Sem dúvida os órgãos estaduais – executivo, legislativo e judiciário – são coniventes com as forças econômicas e políticas que sustentam o agro-negócio. Estou mais envolvido com a linha jurídica e tenho um exemplo muito significativo. Nós denunciamos nesses últimos anos várias chacinas, de 1985 até hoje, que não foram apuradas. O judiciário alegava não ver esses fatos como sendo verdadeiros, então eles deram a todas as Comarcas do sul do Pará, autorização para arquivamento dos processos. Continuamos brigando e então pediram uma investigação para ver se todas essas denúncias de chacinas feitas pela CPT existiram realmente. Fizeram isso três vezes e como não poderia deixar de ser, tiveram que reconhecer que todas as chacinas aconteceram realmente e de fato iniciou-se um processo, mas este ficou parado. Às vezes é o delegado de polícia que trava, às vezes o promotor ou o próprio juiz. Quase todos os delegados chegaram com diplomas universitários, mas muitos deles são corruptos. Esse é um problema para a Justiça, porque tudo depende do inquérito inicial. A morosidade e a má vontade do Incra, com uma estrutura esclerosada, também atrapalha. Alguns elementos ali são obviamente corruptos, burocratizados, com vícios internos.
O senhor poderia falar quem são os mandantes dos crimes?
Nosso maior problema é com o Sindicato Rural dos Fazendeiros. Eles têm ódio da gente e estão usando verdadeiros exércitos particulares. Agora utilizaram esse tal de Bida [acusado de ser o mandante do assassinato de Dorothy Stang, foi preso e aguarda julgamento], porque é mais fácil acusá-lo, já que ele anda envolvido em falcatruas como assaltos a ônibus nas estradas do Pará.
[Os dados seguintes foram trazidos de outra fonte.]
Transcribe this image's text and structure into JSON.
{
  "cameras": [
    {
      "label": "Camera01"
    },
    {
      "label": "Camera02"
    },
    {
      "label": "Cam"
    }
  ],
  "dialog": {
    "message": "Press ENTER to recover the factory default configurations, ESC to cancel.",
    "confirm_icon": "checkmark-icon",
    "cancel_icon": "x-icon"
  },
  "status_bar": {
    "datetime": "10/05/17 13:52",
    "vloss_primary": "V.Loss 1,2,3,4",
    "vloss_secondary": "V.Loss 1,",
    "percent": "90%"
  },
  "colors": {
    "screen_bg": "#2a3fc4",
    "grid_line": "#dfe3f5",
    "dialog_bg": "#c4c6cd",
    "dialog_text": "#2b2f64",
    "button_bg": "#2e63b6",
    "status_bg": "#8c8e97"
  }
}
A polícia civil diz que já apurou tudo e apresentou o pistoleiro, o intermediário e esse pequeno fazendeiro de nome Bida… Quem vai acreditar nisso? Quem vai pensar que esse Bida é capaz de pagar o advogado que o defende, além de todas as despesas para conseguir se esconder? Como se pode pensar que não tem outros grupos poderosos por trás? Está uma confusão: a Polícia Federal e a Procuradoria da República dizem que tudo indica que há outros grupos poderosos envolvidos, mas o Estado e a Polícia Civil dizem o contrário. O Estado não quer ir a fundo, porque se for, vai encontrar grupos madeireiros poderosíssimos que têm envolvimento com a cúpula do Congresso. É óbvio que o Estado é incapaz de fazer um trabalho honesto em relação ao drama do conflito agrário.
Qual é o sentimento que você nutre em relação a esses fazendeiros?
Sinto raiva dessas pessoas. Espero que falte pouco tempo para que a justiça seja feita e dedico minha vida a isso. Hoje sou obrigado a andar com seguranças, enquanto eles passeiam livres por aí. Mas apesar de todas as mortes, todas as dificuldades, nosso trabalho está progredindo. A bancada ruralista disse que nunca conseguiríamos dar andamento aos processos criminais contra os fazendeiros e a máfia da região de Figueiredo Maria e Xinguara, mas conseguimos condenar quatro pistoleiros – um era um ex-policial que a própria polícia civil qualifica como de alta periculosidade. Infelizmente, todos os quatro fugiram da penitenciária de Marabá. Temos outro exemplo, os irmãos Cagliatto, que possuem 100 mil hectares e umas 250 mil cabeças de gado na região de Xinguara. Eles exploraram muito o trabalho escravo e foram denunciados muitas vezes pela CPT, mas nada aconteceu. Agora eles têm um processo criminal em andamento e há também um processo da Comissão Interamericana da Organização dos Estados Americanos (OEA) contra o governo brasileiro, que está sendo responsabilizado porque não tomou as devidas providências para solucionar o problema.
Qual é a finalidade da Comissão Pastoral da Terra?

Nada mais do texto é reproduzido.